# Titanium heaters



## mitchell (Oct 21, 2011)

Who makes the best Titanium heater? It will be in my sump and I don't like the thought of glass in there.


----------



## ameekplec. (May 1, 2008)

I use a finnex titanium heater:
http://www.bulkreefsupply.com/store...-heater-series-digital-with-remote-probe.html

I haven't had any problems with it at all. Sits horizontally submerged in the return compartment of my sump, and the remote temp sensor sits in the skimmer section so I get a good reading of the temp of the whole system.


----------



## mitchell (Oct 21, 2011)

Thanks I'll look into those.


----------



## fish_luva (Nov 24, 2009)

Hi there,,, I've been using Via Aqua heaters (Titanium mostly & some glass ones).... Awesome heaters so far.. 18 months so far on them and they are awesome..... no worries about my fish smashing them around......

Again though,,, I've only had them for about 18 months,,,,

Check out various heater reviews on forum's and search for the viaaqua titanium and see what others are saying as well....

Here is some links. Just google them as well......

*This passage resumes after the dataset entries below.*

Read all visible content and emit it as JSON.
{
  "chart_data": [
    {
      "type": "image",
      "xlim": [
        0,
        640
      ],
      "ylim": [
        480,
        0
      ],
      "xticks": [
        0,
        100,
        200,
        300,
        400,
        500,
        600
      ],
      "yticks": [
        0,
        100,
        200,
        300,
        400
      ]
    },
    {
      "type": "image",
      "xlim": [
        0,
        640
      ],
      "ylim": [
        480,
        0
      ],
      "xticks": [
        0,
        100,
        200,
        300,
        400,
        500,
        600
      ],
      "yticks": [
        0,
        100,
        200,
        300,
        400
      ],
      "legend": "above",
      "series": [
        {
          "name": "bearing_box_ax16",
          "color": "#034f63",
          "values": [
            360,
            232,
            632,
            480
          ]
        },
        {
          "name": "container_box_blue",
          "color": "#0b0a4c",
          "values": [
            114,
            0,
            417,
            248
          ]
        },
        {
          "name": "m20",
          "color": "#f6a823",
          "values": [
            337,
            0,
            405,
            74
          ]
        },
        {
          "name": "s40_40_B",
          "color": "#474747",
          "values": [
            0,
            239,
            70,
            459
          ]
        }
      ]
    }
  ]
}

http://www.lnt.com/product/heaters/11442-503972/via-aqua-titanium-heaters.html#product_tab_stage

http://viaaquaoceanpure.com/heatcool/ViaAqua_heatcool_mainpage.html

Some reviews:
http://www.monsterfishkeepers.com/f...68208-300-Watt-ViaAqua-Titanium-Heater-Review


----------



## J_T (Mar 25, 2011)

I am using the JBJ titanium heater.

Had a problem with it, the reading was way off (temp was okay, just the out put was wrong) They replaced the sensor, and the heating element. No charge. Heck, they even made sure that UPS didn't hit me up with any fee's!

Couple emails, and it was done. Can`t ask for much more than that!


----------